The Hallucination Tax of Reinforcement Finetuning

Paper · arXiv 2505.13988 · Published May 20, 2025
Training and Fine-TuningLLM Failure Modes

Reinforcement finetuning (RFT) has become a standard approach for enhancing the reasoning capabilities of large language models (LLMs). However, its impact on model trustworthiness remains underexplored. In this work, we identify and systematically study a critical side effect of RFT, which we term the hallucination tax: a degradation in refusal behavior causing models to produce hallucinated answers to unanswerable questions confidently. To investigate this, we introduce SUM (Synthetic Unanswerable Math), a high-quality dataset of unanswerable math problems designed to probe models’ ability to recognize an unanswerable question by reasoning from the insufficient or ambiguous information. Our results show that standard RFT training could reduce model refusal rates by more than 80%, which significantly increases model’s tendency to hallucinate. We further demonstrate that incorporating just 10% SUM during RFT substantially restores appropriate refusal behavior, with minimal accuracy trade-offs on solvable tasks. Crucially, this approach enables LLMs to leverage inference-time compute to reason about their own uncertainty and knowledge boundaries, improving generalization not only to outof-domain math problems but also to factual question answering tasks.

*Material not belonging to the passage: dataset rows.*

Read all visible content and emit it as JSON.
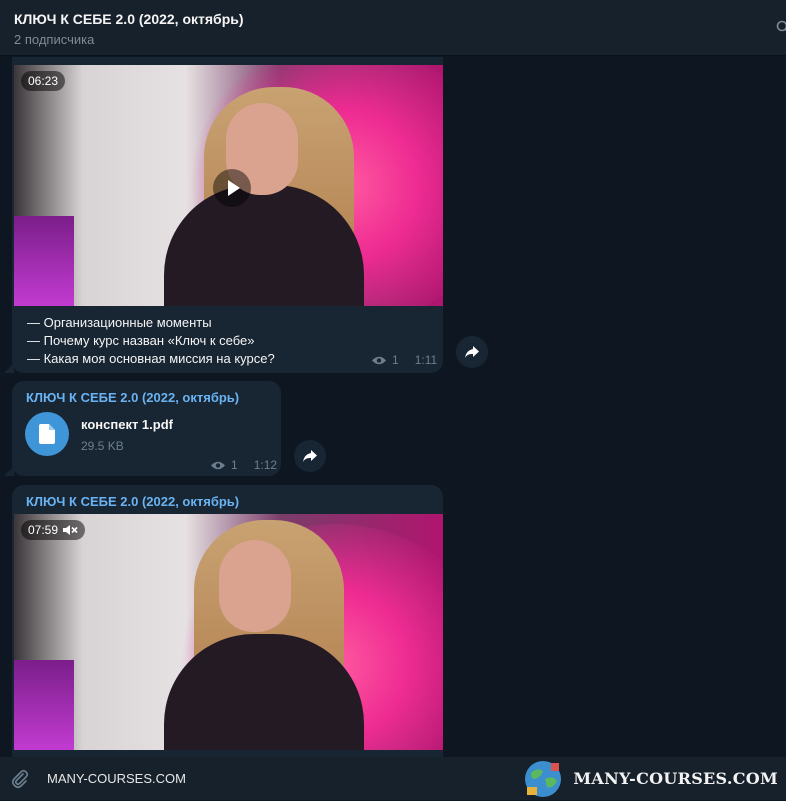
{
  "header": {
    "title": "КЛЮЧ К СЕБЕ 2.0 (2022, октябрь)",
    "subtitle": "2 подписчика"
  },
  "messages": [
    {
      "video": {
        "duration": "06:23"
      },
      "caption": [
        "— Организационные моменты",
        "— Почему курс назван «Ключ к себе»",
        "— Какая моя основная миссия на курсе?"
      ],
      "views": "1",
      "time": "1:11"
    },
    {
      "sender": "КЛЮЧ К СЕБЕ 2.0 (2022, октябрь)",
      "file": {
        "name": "конспект 1.pdf",
        "size": "29.5 KB"
      },
      "views": "1",
      "time": "1:12"
    },
    {
      "sender": "КЛЮЧ К СЕБЕ 2.0 (2022, октябрь)",
      "video": {
        "duration": "07:59",
        "muted": true
      }
    }
  ],
  "input": {
    "text": "MANY-COURSES.COM"
  },
  "watermark": {
    "text": "MANY-COURSES.COM"
  },
  "colors": {
    "background": "#0e1621",
    "bubble": "#182533",
    "accent": "#6ab3f3"
  }
}
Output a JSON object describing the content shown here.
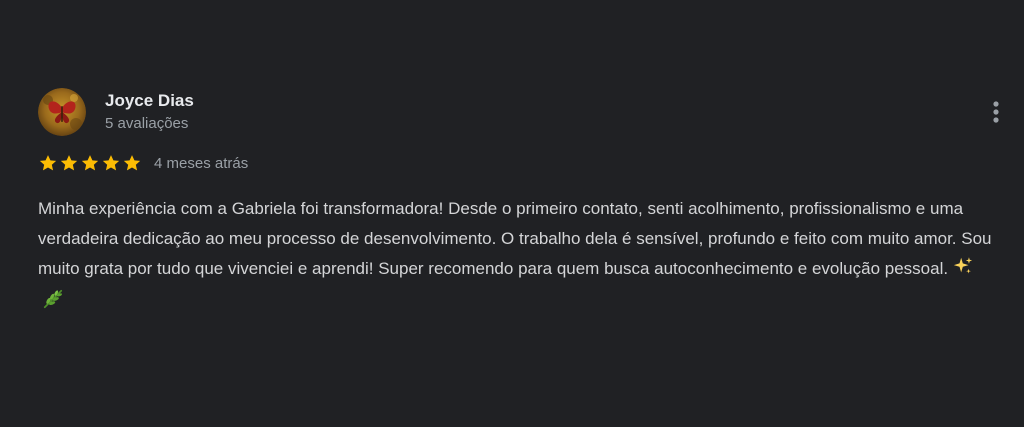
{
  "reviewer": {
    "name": "Joyce Dias",
    "meta": "5 avaliações",
    "avatar_icon": "avatar-butterfly-icon"
  },
  "rating": {
    "stars": 5,
    "max_stars": 5,
    "star_color": "#fbbc04",
    "date": "4 meses atrás"
  },
  "review": {
    "text": "Minha experiência com a Gabriela foi transformadora! Desde o primeiro contato, senti acolhimento, profissionalismo e uma verdadeira dedicação ao meu processo de desenvolvimento. O trabalho dela é sensível, profundo e feito com muito amor. Sou muito grata por tudo que vivenciei e aprendi! Super recomendo para quem busca autoconhecimento e evolução pessoal.",
    "emojis": [
      "sparkles-icon",
      "herb-icon"
    ]
  },
  "colors": {
    "background": "#202124",
    "name": "#e8eaed",
    "secondary": "#9aa0a6",
    "body": "#d4d5d7"
  }
}
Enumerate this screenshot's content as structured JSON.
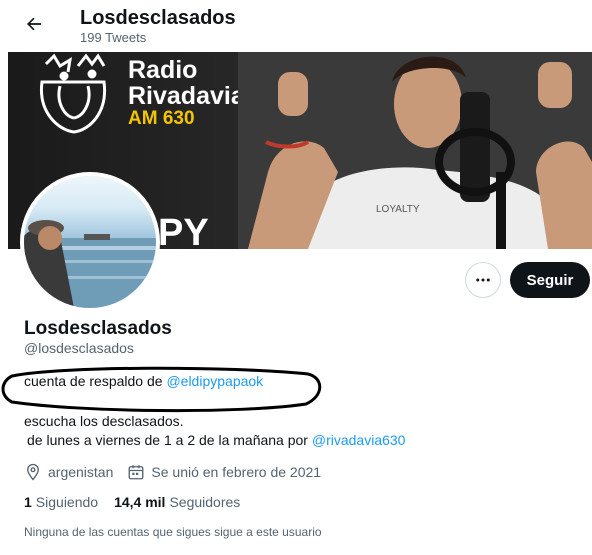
{
  "header": {
    "title": "Losdesclasados",
    "tweet_count": "199 Tweets"
  },
  "banner": {
    "logo_line1": "Radio",
    "logo_line2": "Rivadavia",
    "logo_line3": "AM 630",
    "partial_text": "PY",
    "shirt_text": "LOYALTY"
  },
  "actions": {
    "follow_label": "Seguir",
    "more_label": "···"
  },
  "profile": {
    "name": "Losdesclasados",
    "handle": "@losdesclasados",
    "bio_line1_text": "cuenta de respaldo de ",
    "bio_line1_mention": "@eldipypapaok",
    "bio_line2": "escucha los desclasados.",
    "bio_line3_text": "de lunes a viernes de 1 a 2 de la mañana por ",
    "bio_line3_mention": "@rivadavia630",
    "location": "argenistan",
    "joined": "Se unió en febrero de 2021"
  },
  "stats": {
    "following_count": "1",
    "following_label": "Siguiendo",
    "followers_count": "14,4 mil",
    "followers_label": "Seguidores"
  },
  "notice": "Ninguna de las cuentas que sigues sigue a este usuario",
  "colors": {
    "link": "#1d9bf0",
    "text": "#0f1419",
    "secondary": "#536471",
    "accent_yellow": "#f5c400"
  }
}
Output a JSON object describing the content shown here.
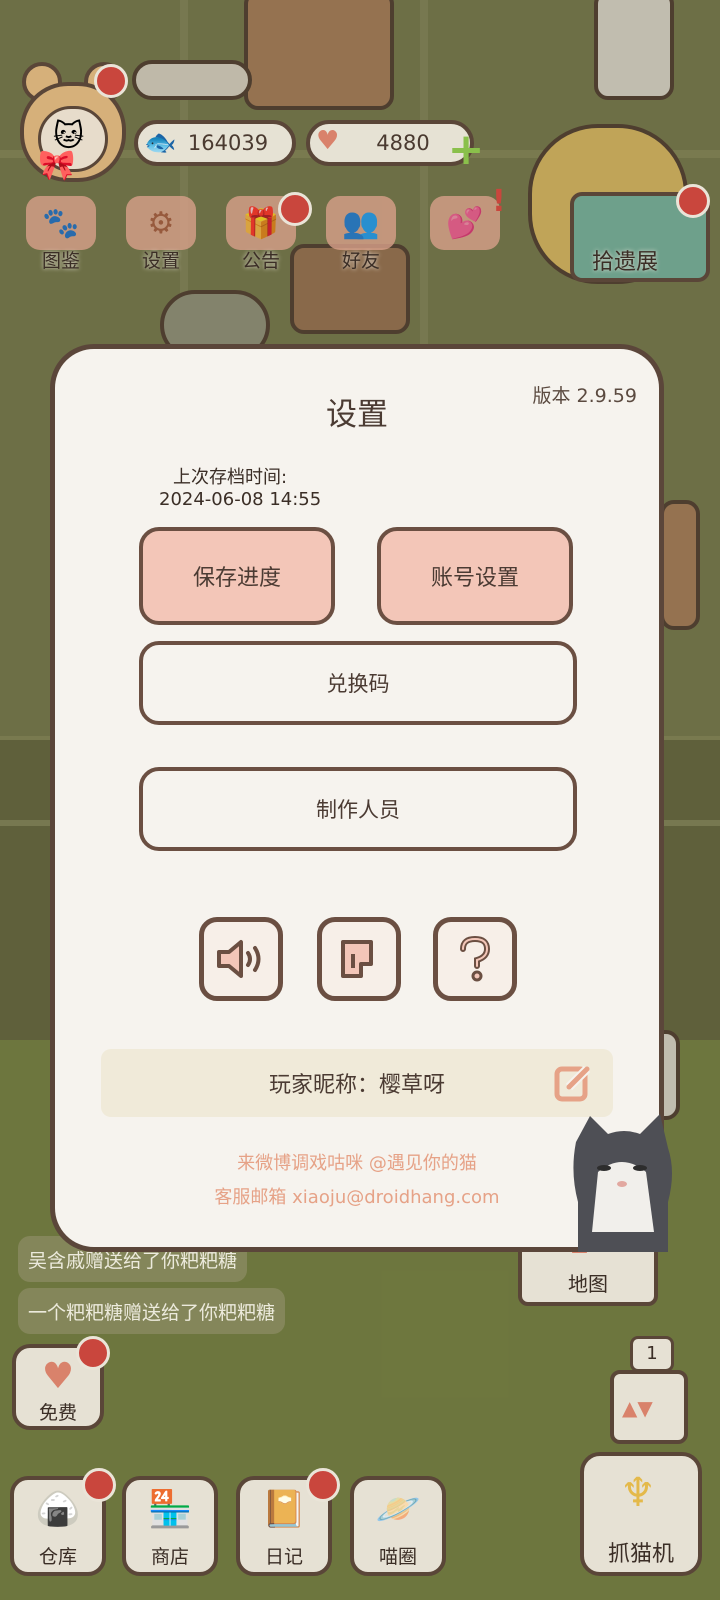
{
  "hud": {
    "fish_count": "164039",
    "heart_count": "4880"
  },
  "top_menu": [
    {
      "label": "图鉴",
      "icon": "cat-face-icon"
    },
    {
      "label": "设置",
      "icon": "gear-icon"
    },
    {
      "label": "公告",
      "icon": "gift-icon"
    },
    {
      "label": "好友",
      "icon": "friends-icon"
    },
    {
      "label": "",
      "icon": "heart-mail-icon"
    }
  ],
  "exhibit": {
    "label": "拾遗展"
  },
  "dialog": {
    "title": "设置",
    "version": "版本 2.9.59",
    "last_save_label": "上次存档时间:",
    "last_save_time": "2024-06-08 14:55",
    "save_button": "保存进度",
    "account_button": "账号设置",
    "redeem_button": "兑换码",
    "credits_button": "制作人员",
    "icon_buttons": [
      "sound-icon",
      "music-icon",
      "help-icon"
    ],
    "nickname": "玩家昵称：樱草呀",
    "weibo_line": "来微博调戏咕咪 @遇见你的猫",
    "email_line": "客服邮箱 xiaoju@droidhang.com"
  },
  "chat": [
    "吴含戚赠送给了你粑粑糖",
    "一个粑粑糖赠送给了你粑粑糖"
  ],
  "map": {
    "label": "地图"
  },
  "free": {
    "label": "免费"
  },
  "bottom_bar": [
    {
      "label": "仓库",
      "icon": "storage-icon"
    },
    {
      "label": "商店",
      "icon": "shop-icon"
    },
    {
      "label": "日记",
      "icon": "diary-icon"
    },
    {
      "label": "喵圈",
      "icon": "cat-planet-icon"
    }
  ],
  "claw_machine": {
    "label": "抓猫机",
    "count": "1"
  },
  "colors": {
    "dialog_bg": "#f6f3ee",
    "dialog_border": "#5b463a",
    "pink_button": "#f3c6b8",
    "footer_text": "#e6a287",
    "badge_red": "#c9463d"
  }
}
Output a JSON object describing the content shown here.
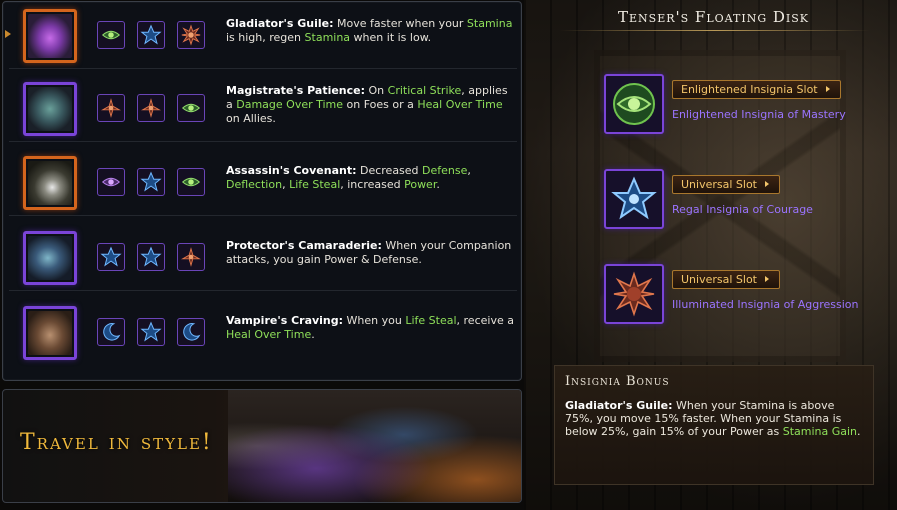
{
  "list": {
    "rows": [
      {
        "name": "Gladiator's Guile:",
        "text_parts": [
          " Move faster when your ",
          "Stamina",
          " is high, regen ",
          "Stamina",
          " when it is low."
        ],
        "frame": "orange",
        "slots": [
          "eye-insignia-icon",
          "star-insignia-icon",
          "burst-insignia-icon"
        ]
      },
      {
        "name": "Magistrate's Patience:",
        "text_parts": [
          " On ",
          "Critical Strike",
          ", applies a ",
          "Damage Over Time",
          " on Foes or a ",
          "Heal Over Time",
          " on Allies."
        ],
        "frame": "purple",
        "slots": [
          "triskelion-insignia-icon",
          "triskelion-insignia-icon",
          "eye-insignia-icon"
        ]
      },
      {
        "name": "Assassin's Covenant:",
        "text_parts": [
          " Decreased ",
          "Defense",
          ", ",
          "Deflection",
          ", ",
          "Life Steal",
          ", increased ",
          "Power",
          "."
        ],
        "frame": "orange",
        "slots": [
          "eye-insignia-icon",
          "star-insignia-icon",
          "eye-insignia-icon"
        ]
      },
      {
        "name": "Protector's Camaraderie:",
        "text_parts": [
          " When your Companion attacks, you gain Power & Defense."
        ],
        "frame": "purple",
        "slots": [
          "star-insignia-icon",
          "star-insignia-icon",
          "triskelion-insignia-icon"
        ]
      },
      {
        "name": "Vampire's Craving:",
        "text_parts": [
          " When you ",
          "Life Steal",
          ", receive a ",
          "Heal Over Time",
          "."
        ],
        "frame": "purple",
        "slots": [
          "moon-insignia-icon",
          "star-insignia-icon",
          "moon-insignia-icon"
        ]
      }
    ]
  },
  "banner": {
    "tagline": "Travel in style!"
  },
  "mount": {
    "title": "Tenser's Floating Disk",
    "slots": [
      {
        "slot_label": "Enlightened Insignia Slot",
        "insignia": "Enlightened Insignia of Mastery",
        "icon": "eye-insignia-icon"
      },
      {
        "slot_label": "Universal Slot",
        "insignia": "Regal Insignia of Courage",
        "icon": "star-insignia-icon"
      },
      {
        "slot_label": "Universal Slot",
        "insignia": "Illuminated Insignia of Aggression",
        "icon": "burst-insignia-icon"
      }
    ]
  },
  "bonus": {
    "title": "Insignia Bonus",
    "name": "Gladiator's Guile:",
    "text_parts": [
      " When your Stamina is above 75%, you move 15% faster. When your Stamina is below 25%, gain 15% of your Power as ",
      "Stamina Gain",
      "."
    ]
  },
  "colors": {
    "highlight_green": "#8fe05a",
    "accent_gold": "#f0b93c",
    "insignia_purple": "#9b74ff"
  }
}
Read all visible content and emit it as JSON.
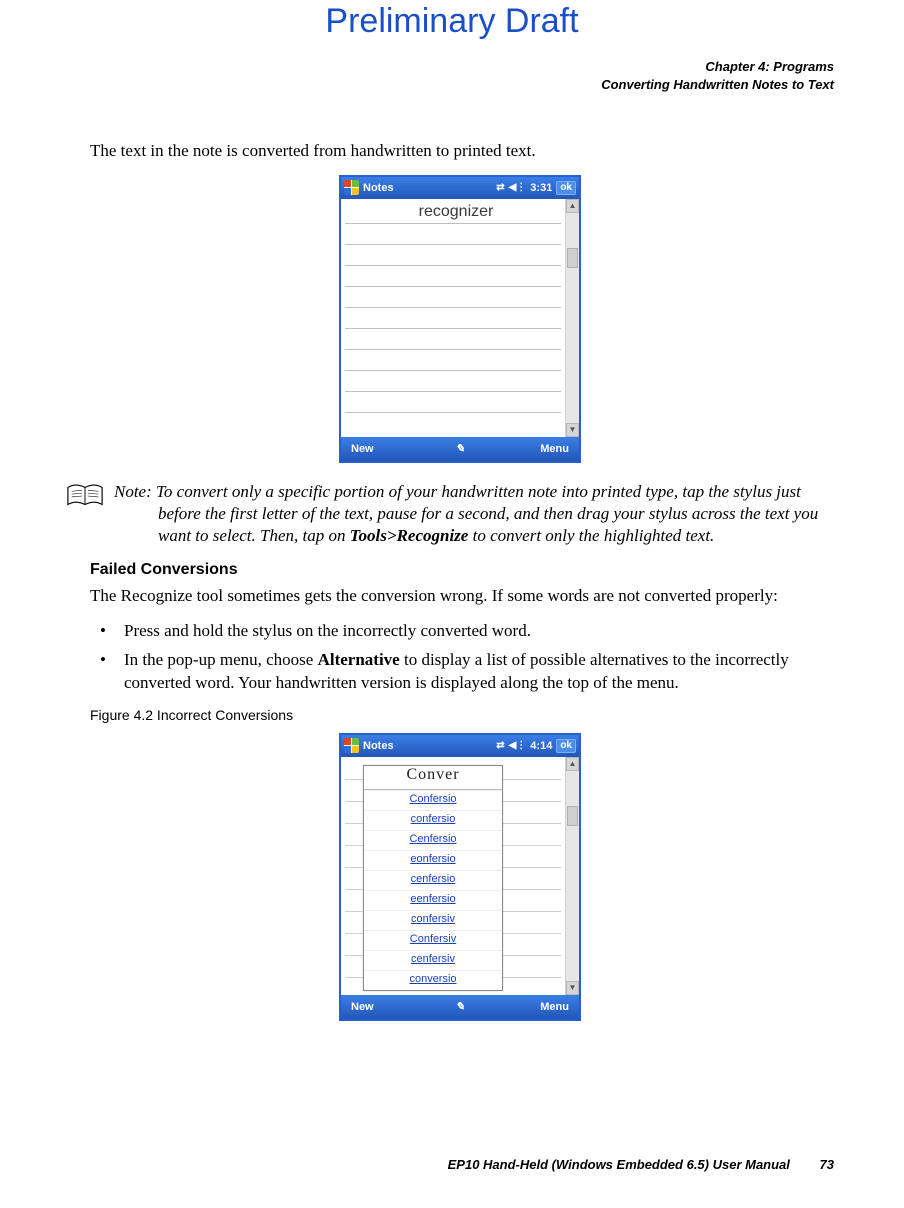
{
  "watermark": "Preliminary Draft",
  "header": {
    "chapter": "Chapter 4: Programs",
    "section": "Converting Handwritten Notes to Text"
  },
  "intro_para": "The text in the note is converted from handwritten to printed text.",
  "fig1": {
    "title": "Notes",
    "clock": "3:31",
    "ok": "ok",
    "content_word": "recognizer",
    "soft_left": "New",
    "soft_right": "Menu"
  },
  "note": {
    "label": "Note:",
    "body_pre": "To convert only a specific portion of your handwritten note into printed type, tap the stylus just before the first letter of the text, pause for a second, and then drag your stylus across the text you want to select. Then, tap on ",
    "toolpath": "Tools>Recognize",
    "body_post": " to convert only the highlighted text."
  },
  "failed_heading": "Failed Conversions",
  "failed_para": "The Recognize tool sometimes gets the conversion wrong. If some words are not converted properly:",
  "bullets": [
    {
      "pre": "Press and hold the stylus on the incorrectly converted word.",
      "bold": "",
      "post": ""
    },
    {
      "pre": "In the pop-up menu, choose ",
      "bold": "Alternative",
      "post": " to display a list of possible alternatives to the incorrectly converted word. Your handwritten version is displayed along the top of the menu."
    }
  ],
  "fig2_caption": "Figure 4.2  Incorrect Conversions",
  "fig2": {
    "title": "Notes",
    "clock": "4:14",
    "ok": "ok",
    "handwritten": "Conver",
    "alternatives": [
      "Confersio",
      "confersio",
      "Cenfersio",
      "eonfersio",
      "cenfersio",
      "eenfersio",
      "confersiv",
      "Confersiv",
      "cenfersiv",
      "conversio"
    ],
    "soft_left": "New",
    "soft_right": "Menu"
  },
  "footer": {
    "manual": "EP10 Hand-Held (Windows Embedded 6.5) User Manual",
    "page": "73"
  }
}
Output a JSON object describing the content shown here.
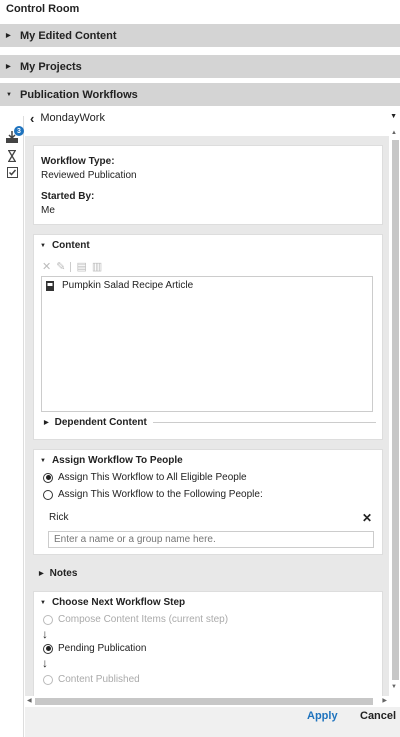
{
  "panel": {
    "title": "Control Room"
  },
  "accordion": [
    {
      "label": "My Edited Content",
      "expanded": false
    },
    {
      "label": "My Projects",
      "expanded": false
    },
    {
      "label": "Publication Workflows",
      "expanded": true
    }
  ],
  "sidebar_icons": [
    "download-icon",
    "hourglass-icon",
    "checkbox-icon"
  ],
  "sidebar_badge": "3",
  "breadcrumb": {
    "label": "MondayWork"
  },
  "workflow": {
    "type_label": "Workflow Type:",
    "type_value": "Reviewed Publication",
    "started_label": "Started By:",
    "started_value": "Me"
  },
  "content": {
    "heading": "Content",
    "toolbar_icons": [
      "close-icon",
      "edit-icon",
      "copy-icon",
      "paste-icon"
    ],
    "items": [
      {
        "title": "Pumpkin Salad Recipe Article",
        "icon": "article-icon"
      }
    ],
    "dependent_label": "Dependent Content"
  },
  "assign": {
    "heading": "Assign Workflow To People",
    "option_all": "Assign This Workflow to All Eligible People",
    "option_following": "Assign This Workflow to the Following People:",
    "selected": "all",
    "person": "Rick",
    "placeholder": "Enter a name or a group name here."
  },
  "notes": {
    "heading": "Notes"
  },
  "next_step": {
    "heading": "Choose Next Workflow Step",
    "steps": [
      {
        "label": "Compose Content Items (current step)",
        "state": "disabled"
      },
      {
        "label": "Pending Publication",
        "state": "selected"
      },
      {
        "label": "Content Published",
        "state": "disabled"
      }
    ]
  },
  "footer": {
    "apply": "Apply",
    "cancel": "Cancel"
  },
  "colors": {
    "accent": "#1e73be",
    "header_bg": "#d4d4d4",
    "content_bg": "#e8e8e8"
  }
}
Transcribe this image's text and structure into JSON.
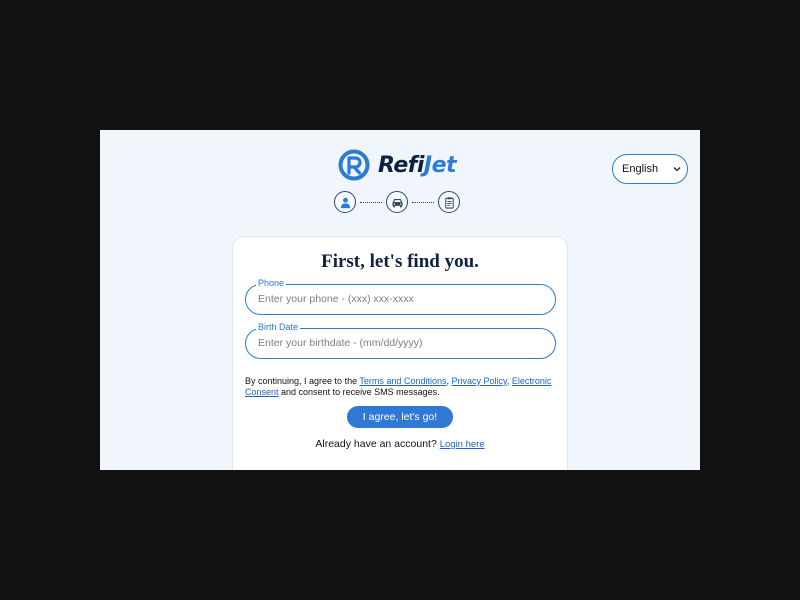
{
  "brand": {
    "name_part1": "Refi",
    "name_part2": "Jet",
    "logo_icon": "refijet-logo-icon"
  },
  "progress_steps": [
    {
      "icon": "person-icon"
    },
    {
      "icon": "car-icon"
    },
    {
      "icon": "clipboard-icon"
    }
  ],
  "language": {
    "selected": "English"
  },
  "form": {
    "title": "First, let's find you.",
    "phone": {
      "label": "Phone",
      "placeholder": "Enter your phone - (xxx) xxx-xxxx",
      "value": ""
    },
    "birthdate": {
      "label": "Birth Date",
      "placeholder": "Enter your birthdate - (mm/dd/yyyy)",
      "value": ""
    },
    "consent": {
      "prefix": "By continuing, I agree to the ",
      "terms_link": "Terms and Conditions",
      "sep1": ", ",
      "privacy_link": "Privacy Policy",
      "sep2": ", ",
      "econsent_link": "Electronic Consent",
      "suffix": " and consent to receive SMS messages."
    },
    "submit_label": "I agree, let's go!",
    "login_prompt": "Already have an account? ",
    "login_link": "Login here"
  },
  "colors": {
    "accent": "#2a7ad6",
    "navy": "#0d2240",
    "page_bg": "#f1f6fd",
    "outer_bg": "#111111"
  }
}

Introduction. Reinforcement finetuning (RFT), a method that aligns large language models’ (LLMs) behavior with verifiable objectives through reinforcement learning, has become increasingly popular as a post-training strategy to enhance the reasoning capabilities of LLMs (OpenAI, 2024; Guo et al., 2025). Recent research on RFT has largely focused on improving its efficiency (Yu et al., 2025; Li et al., 2025b; Shi et al., 2025; Wang et al., 2025b) and enhancing model performance on mathematics and code generation (Luo et al., 2025; Hu et al., 2025; Zhao et al., 2025). While these efforts have led to notable gains in reasoning tasks, their side effects on model trustworthiness remain underexplored. One particularly concerning phenomenon is the tendency of models to be overconfident after RFT: they provide answers even when questions are ambiguous, under-specified, or fundamentally unanswerable.

Discussion / Conclusion. Our results highlight a key unintended consequence of RFT: the erosion of refusal behavior when faced with unanswerable questions—a phenomenon we term the hallucination tax. This arises from reward functions that fail to discourage overconfident answers in ambiguous settings. We show that introducing synthetic unanswerable math (SUM) offers a simple and effective way to mitigate this issue. We identify the hallucination tax of reinforcement finetuning (RFT), where models increasingly produce hallucinations by answering unanswerable questions with unjustified confidence. To study and mitigate this phenomenon, we introduce SUM (Synthetic Unanswerable Math), a dataset of implicitly unanswerable math problems. Our experiments show that standard RFT amplifies hallucination while incorporating just 10% SUM data enables models to leverage inference-time compute to reason about uncertainty and recognize their knowledge boundaries, with minimal impact on accuracy.